Um I believe the probability is MUCH lower than that. It's not (1/216)*6 but rather (1/216)^6.

oops, my bad. You're right...

that's a 16^18) chance, or
1:101,559,956,700,000

or, 1 in an hundred trillion, more or less.

which is a .0000000000000098 % chance. more or less



eewww... messy.

I retract my earlier statement about it being possible. It is still technically possible, of course, but I sincerly doubt it has ever actually, legitimately happened in the 30+ years of RPG history.

and if I DID see it happen, I still wouldn't believe it.

jtb

 

[Hardhead]

1:1296

each attribute has a 1:216 chance of being an 18; there are six attributes, so that's 1: (216*6) = 1:1296, or 0.077% of the time.

in other words, rare enough that I would have to see it to believe it, but not impossible.

You are, incidentally, exactly as likely to roll super-loser man (straight 3's) as super-hero man (straight 18's).

super-average man (straight 10's or straight 11's), however, stands a 27:1296 chance, or 2.08%, of being rolled randomly 3d6.

The probability calculator linked to gave much lower chances, kind of. I put in 18d6 for the roll, and looked for the result of 108, but it said 0%. Apparently, it wouldn't calculate that low. The lowest percentage chance it gave was for 93, and it said the probability of that was .001%.

Is it wrong?

 

[SubMensa]

What's the chances of rolling six 18s using the old 2e 3d6 method?

Using the math presented before the odds that you would roll eighteen straight sixes in a row is:
1/6*1/6*1/6*1/6*1/6*1/6*1/6*1/6*1/6*1/6*1/6*1/6*1/6*1/6*1/6*1/6*1/6*1/6 or
1 in 34012224 or
0.0000029401194111858136651105202647142%
According to windows calculator. Now I dont have enough schoolin' to tell you exactly how much, but the odds of rolling five eighteens and one seventeen are considerably better.

Good luck!
Now I have never personally seen it happen, though I have witnessed somebody come close. I think it was all 18's with a 17 and 16. Lucky monkey, we all said he had sold his soul for good dice rolls. Me on the other hand, I'm lucky to break 16 in my stats with the new 4d6 drop lowest method.

 

[jerichothebard]

...1 in a hundred trillion, more or less.

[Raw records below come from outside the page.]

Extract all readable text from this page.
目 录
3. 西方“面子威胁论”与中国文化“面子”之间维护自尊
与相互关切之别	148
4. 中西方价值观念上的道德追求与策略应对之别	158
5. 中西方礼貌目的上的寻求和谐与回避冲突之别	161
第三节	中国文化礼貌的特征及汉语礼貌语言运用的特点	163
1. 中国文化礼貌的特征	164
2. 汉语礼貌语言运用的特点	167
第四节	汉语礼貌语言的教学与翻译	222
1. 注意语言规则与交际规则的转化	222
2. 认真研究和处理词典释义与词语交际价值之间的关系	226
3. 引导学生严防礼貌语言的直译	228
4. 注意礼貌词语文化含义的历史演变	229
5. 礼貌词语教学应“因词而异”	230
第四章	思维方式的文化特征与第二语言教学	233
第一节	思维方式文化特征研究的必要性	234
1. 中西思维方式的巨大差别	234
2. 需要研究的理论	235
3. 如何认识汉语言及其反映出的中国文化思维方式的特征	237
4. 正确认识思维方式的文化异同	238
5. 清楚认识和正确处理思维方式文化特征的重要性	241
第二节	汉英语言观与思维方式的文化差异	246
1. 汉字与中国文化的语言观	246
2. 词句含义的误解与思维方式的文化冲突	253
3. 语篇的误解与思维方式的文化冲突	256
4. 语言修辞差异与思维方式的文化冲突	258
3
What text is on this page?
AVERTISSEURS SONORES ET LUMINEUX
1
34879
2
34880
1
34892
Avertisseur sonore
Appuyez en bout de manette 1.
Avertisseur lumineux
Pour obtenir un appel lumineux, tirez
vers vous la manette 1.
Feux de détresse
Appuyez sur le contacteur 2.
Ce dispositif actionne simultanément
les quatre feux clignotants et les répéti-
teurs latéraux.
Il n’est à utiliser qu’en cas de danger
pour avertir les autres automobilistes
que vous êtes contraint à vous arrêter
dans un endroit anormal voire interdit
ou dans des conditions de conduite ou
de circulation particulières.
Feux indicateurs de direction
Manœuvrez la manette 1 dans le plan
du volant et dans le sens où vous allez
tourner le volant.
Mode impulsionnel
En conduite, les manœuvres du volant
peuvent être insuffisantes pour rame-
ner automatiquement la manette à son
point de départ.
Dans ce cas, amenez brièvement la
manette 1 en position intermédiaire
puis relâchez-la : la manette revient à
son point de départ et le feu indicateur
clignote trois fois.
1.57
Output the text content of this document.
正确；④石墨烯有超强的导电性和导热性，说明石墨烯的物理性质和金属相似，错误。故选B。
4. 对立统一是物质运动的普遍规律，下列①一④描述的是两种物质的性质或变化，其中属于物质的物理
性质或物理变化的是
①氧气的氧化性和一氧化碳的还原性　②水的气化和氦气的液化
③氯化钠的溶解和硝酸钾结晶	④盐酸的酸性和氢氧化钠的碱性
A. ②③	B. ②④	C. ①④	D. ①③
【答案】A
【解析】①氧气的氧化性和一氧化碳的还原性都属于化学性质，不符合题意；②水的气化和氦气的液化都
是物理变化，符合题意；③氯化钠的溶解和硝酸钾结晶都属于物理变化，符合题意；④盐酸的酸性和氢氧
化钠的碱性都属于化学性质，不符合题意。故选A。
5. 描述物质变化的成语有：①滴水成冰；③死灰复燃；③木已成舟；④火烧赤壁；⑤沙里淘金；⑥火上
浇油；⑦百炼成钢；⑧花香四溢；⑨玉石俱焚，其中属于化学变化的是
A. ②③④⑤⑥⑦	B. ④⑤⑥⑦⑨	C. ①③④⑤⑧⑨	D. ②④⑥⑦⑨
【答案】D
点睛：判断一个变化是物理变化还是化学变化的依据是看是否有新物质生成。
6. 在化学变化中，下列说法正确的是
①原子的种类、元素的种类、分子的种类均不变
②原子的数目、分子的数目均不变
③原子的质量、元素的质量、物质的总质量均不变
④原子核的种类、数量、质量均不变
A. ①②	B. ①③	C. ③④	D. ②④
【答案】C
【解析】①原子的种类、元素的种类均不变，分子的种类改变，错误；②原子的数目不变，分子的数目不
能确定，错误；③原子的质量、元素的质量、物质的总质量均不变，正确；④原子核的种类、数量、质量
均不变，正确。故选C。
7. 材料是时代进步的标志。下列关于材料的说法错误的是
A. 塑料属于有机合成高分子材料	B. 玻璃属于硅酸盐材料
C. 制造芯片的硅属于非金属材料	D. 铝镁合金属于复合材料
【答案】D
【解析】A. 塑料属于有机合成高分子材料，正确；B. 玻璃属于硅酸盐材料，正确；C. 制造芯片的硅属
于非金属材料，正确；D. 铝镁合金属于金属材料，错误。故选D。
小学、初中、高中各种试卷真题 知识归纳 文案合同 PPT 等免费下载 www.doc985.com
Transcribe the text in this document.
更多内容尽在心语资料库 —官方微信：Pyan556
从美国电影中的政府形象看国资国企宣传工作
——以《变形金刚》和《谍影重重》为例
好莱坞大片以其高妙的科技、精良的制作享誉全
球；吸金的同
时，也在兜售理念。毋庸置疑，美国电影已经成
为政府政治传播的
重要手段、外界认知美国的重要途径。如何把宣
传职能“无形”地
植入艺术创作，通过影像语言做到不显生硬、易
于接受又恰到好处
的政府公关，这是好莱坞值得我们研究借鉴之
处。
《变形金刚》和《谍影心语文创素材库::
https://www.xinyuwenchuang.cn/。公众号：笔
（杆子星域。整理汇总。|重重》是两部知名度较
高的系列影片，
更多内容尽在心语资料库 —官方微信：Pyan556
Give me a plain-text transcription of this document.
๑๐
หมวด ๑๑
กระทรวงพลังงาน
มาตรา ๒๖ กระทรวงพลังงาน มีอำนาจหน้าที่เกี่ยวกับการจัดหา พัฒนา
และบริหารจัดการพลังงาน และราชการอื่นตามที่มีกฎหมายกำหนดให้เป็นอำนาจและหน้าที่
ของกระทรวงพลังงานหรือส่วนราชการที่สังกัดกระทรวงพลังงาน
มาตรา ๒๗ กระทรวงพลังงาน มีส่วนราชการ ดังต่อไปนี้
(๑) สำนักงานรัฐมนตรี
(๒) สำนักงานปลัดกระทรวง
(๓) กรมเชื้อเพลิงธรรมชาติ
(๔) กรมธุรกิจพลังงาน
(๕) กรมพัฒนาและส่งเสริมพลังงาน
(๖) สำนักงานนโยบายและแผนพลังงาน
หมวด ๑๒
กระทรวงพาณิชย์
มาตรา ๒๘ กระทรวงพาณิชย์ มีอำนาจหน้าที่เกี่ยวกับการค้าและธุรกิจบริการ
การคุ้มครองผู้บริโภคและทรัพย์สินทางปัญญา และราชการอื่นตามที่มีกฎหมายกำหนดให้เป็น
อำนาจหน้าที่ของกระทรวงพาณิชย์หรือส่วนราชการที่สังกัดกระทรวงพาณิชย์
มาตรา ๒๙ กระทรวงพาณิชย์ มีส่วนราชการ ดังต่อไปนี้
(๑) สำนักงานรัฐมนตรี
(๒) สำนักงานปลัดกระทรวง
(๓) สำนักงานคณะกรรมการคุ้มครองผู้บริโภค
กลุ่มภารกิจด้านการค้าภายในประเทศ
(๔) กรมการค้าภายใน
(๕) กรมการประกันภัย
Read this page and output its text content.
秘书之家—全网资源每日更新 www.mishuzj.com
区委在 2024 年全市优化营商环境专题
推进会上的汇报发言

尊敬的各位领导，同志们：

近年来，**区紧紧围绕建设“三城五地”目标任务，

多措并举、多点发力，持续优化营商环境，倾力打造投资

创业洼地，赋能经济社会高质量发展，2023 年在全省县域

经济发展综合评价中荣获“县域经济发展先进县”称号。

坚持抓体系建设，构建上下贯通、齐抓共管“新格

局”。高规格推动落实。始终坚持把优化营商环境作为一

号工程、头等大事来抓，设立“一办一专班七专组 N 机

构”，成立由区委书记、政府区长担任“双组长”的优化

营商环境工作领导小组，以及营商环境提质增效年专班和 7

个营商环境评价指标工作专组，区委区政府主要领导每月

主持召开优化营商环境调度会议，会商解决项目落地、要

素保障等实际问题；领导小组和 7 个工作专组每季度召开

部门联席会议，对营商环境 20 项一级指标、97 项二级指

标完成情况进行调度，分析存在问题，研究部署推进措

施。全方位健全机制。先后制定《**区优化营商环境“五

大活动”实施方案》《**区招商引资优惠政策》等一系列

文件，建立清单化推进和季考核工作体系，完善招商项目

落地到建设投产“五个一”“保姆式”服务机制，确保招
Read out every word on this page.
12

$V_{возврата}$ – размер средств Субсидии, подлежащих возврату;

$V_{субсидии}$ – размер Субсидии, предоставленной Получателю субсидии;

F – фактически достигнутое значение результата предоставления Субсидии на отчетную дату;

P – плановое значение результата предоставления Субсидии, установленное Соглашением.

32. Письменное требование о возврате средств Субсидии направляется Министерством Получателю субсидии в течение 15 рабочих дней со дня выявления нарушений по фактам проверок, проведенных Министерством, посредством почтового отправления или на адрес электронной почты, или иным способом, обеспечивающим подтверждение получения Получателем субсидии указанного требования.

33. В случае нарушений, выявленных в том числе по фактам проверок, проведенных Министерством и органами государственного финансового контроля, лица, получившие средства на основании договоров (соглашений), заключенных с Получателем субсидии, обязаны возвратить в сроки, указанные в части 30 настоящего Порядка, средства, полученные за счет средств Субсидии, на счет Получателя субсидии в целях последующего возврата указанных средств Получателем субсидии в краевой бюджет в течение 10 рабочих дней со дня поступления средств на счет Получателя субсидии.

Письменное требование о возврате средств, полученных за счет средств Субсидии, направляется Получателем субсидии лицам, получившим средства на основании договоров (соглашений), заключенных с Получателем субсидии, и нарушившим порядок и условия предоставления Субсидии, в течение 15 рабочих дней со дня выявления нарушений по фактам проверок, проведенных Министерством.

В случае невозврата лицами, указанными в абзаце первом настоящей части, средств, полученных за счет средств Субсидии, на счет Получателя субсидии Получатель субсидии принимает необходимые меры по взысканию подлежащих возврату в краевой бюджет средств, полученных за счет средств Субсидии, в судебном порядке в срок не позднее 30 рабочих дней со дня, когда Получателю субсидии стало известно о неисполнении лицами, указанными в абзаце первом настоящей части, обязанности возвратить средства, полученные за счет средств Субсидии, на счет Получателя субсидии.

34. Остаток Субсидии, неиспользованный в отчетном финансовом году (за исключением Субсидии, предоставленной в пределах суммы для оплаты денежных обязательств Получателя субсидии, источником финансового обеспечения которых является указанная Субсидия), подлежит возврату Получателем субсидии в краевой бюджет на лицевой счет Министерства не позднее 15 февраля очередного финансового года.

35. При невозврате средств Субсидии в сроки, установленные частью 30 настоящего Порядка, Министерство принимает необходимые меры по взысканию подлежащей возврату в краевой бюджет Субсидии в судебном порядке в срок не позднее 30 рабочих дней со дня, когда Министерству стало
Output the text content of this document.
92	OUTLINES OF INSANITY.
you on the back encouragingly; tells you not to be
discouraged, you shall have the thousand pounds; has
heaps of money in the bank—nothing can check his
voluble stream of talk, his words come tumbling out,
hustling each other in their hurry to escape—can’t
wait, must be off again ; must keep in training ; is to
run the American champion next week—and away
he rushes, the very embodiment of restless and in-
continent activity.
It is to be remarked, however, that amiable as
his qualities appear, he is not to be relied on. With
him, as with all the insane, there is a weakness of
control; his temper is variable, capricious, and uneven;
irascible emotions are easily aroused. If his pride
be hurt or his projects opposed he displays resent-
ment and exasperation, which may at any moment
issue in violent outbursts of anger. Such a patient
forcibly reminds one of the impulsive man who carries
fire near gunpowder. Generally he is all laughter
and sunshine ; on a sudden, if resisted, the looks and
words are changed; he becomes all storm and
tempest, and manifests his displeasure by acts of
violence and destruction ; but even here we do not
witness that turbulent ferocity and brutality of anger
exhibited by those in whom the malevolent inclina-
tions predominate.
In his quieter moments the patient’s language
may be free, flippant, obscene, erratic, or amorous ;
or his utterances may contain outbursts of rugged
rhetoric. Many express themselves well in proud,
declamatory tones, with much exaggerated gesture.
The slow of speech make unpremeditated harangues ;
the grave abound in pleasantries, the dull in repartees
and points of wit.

The good news, is, of course, that super-loser man is equally as unlikely to be rolled.

Now, super-average man... (all 10's)...

let's see. there are 27 ways to make 10 on 3d6, out of 216 possible rolls.

1/x = (27/216)^6
1/x = .0000038147
x = 262,144


So, super-average man has a 1:262,144 chance of being rolled randomly on 3d6.

still pretty darn unlikely, but far MORE likely that super-hero man!

 

[reiella]

The good news, is, of course, that super-loser man is equally as unlikely to be rolled.

Now, super-average man... (all 10's)...

let's see. there are 27 ways to make 10 on 3d6, out of 216 possible rolls.

1/x = (27/216)^6
1/x = .0000038147
x = 262,144


So, super-average man has a 1:262,144 chance of being rolled randomly on 3d6.

still pretty darn unlikely, but far MORE likely that super-hero man!

I can't help myself .

So pretty much every generic human was roughly 1 in 250,000 (rounded for nice quirkiness).

 

[Nightfall]

"Chance favors the prepared mind"

"Chaos is essential the stock market only with fewer investors."

"Time and tide wait for no man, but chaos just screws with you"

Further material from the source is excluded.